Fri, Apr 30, 2010 - Page 7 News List

Obama vows to push immigration overhaul this year


US President Barack Obama conceded on Wednesday that Congress may not have the appetite to deal with the hot-button immigration issue this year, but he vowed to continue to press lawmakers to at least begin work soon on a comprehensive bill to overhaul the country’s immigration system.

In a rare interview with reporters aboard Air Force One, Obama said it was vital that Congress address the immigration issue, lest more state measures like the tough new law in Arizona sprout up. However, he acknowledged that the road to a comprehensive immigration bill was an uphill one.

“It’s a matter of political will,” he said, adding that Congress might not have the stomach for another tough battle after the bruising fight over health care and the prospect of another battle over a climate change bill.

“We’ve gone through a very tough year, and I’ve been driving Congress pretty hard,” he said.

However, “we need to start a process, at least,” Obama said, adding that he wanted to come up with a proposal that could win broad public support.

To succeed, Obama said, he would need some backing from Republicans, a tough task in an election year.

“I’ve made calls to Republicans,” Obama said. “I think I can get a majority of Democrats, but I need some help from Republicans.”

The Senate majority leader, Harry Reid, a Democrat who is locked in a bruising re-election campaign in Nevada, has promised Hispanic voters in his state that he will take up immigration legislation this year, addressing both border security and citizenship.

On Wednesday, Reid told reporters that the climate change bill would probably come before immigration because that legislation had already been drafted.

Reid said Democratic Senator Charles Schumer had an outline of an immigration bill that could soon be completed.

The immigration issue has become a lightning rod for both Republicans and Democrats, who are embroiled in a fight over Arizona’s new law giving the police the authority to detain people they suspect are illegal immigrants.

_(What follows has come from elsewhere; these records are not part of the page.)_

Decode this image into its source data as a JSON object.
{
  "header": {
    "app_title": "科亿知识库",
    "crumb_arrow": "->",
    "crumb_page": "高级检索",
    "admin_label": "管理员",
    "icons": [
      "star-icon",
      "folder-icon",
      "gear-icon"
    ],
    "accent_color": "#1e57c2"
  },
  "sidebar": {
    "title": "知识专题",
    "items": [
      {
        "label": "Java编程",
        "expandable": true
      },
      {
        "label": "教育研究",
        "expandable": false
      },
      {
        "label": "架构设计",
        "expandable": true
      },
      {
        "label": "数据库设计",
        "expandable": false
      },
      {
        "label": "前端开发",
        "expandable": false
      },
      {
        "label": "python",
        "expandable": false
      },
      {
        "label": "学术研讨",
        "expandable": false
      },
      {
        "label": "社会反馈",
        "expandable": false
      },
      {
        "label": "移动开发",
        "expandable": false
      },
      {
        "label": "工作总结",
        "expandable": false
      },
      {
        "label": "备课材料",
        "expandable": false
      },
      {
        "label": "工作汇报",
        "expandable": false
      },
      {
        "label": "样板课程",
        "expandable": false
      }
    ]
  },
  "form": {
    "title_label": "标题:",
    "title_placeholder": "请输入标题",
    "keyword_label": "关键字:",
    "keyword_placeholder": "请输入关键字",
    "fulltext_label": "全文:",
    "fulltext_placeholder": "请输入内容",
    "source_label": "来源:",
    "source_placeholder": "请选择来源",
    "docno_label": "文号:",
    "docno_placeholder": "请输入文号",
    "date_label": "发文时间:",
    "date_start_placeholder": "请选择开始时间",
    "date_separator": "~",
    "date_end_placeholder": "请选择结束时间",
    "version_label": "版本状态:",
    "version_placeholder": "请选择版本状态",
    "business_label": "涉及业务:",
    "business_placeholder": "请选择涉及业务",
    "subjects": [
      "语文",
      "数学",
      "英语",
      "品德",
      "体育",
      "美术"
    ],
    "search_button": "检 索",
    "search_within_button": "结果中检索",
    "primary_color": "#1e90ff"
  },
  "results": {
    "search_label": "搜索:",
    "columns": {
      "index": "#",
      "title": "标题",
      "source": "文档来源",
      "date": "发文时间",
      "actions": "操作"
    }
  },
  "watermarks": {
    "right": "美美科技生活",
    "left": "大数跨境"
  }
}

Asked whether the White House, which has strongly criticized the bill as a possible infringement of civil rights, planned to challenge the measure, Obama said on Wednesday: “We’re examining it now.”

He said, “I understand the frustrations of the border states,” but said that is why the country needed a comprehensive immigration overhaul.

Meanwhile, former US president Bill Clinton waded into the debate on Wednesday with the bravado of someone never facing election again.

“I don’t think there’s any alternative but for us to increase immigration,” he said, both to help the economy grow and to fix the long-term finances of Medicare and Social Security.

“I just don’t see a way out of this unless that’s part of the strategy,” he added in his remarks at a meeting on fiscal policy in Washington.

In related news, the National Coalition of Latino Clergy and Christian Leaders said it would file a lawsuit yesterday in Phoenix federal court, seeking to halt enforcement of the crackdown.

The group said federal law pre-empts state regulation of national borders, and that Arizona’s law violates due-process rights by allowing suspected illegal immigrants to be detained before they’re convicted.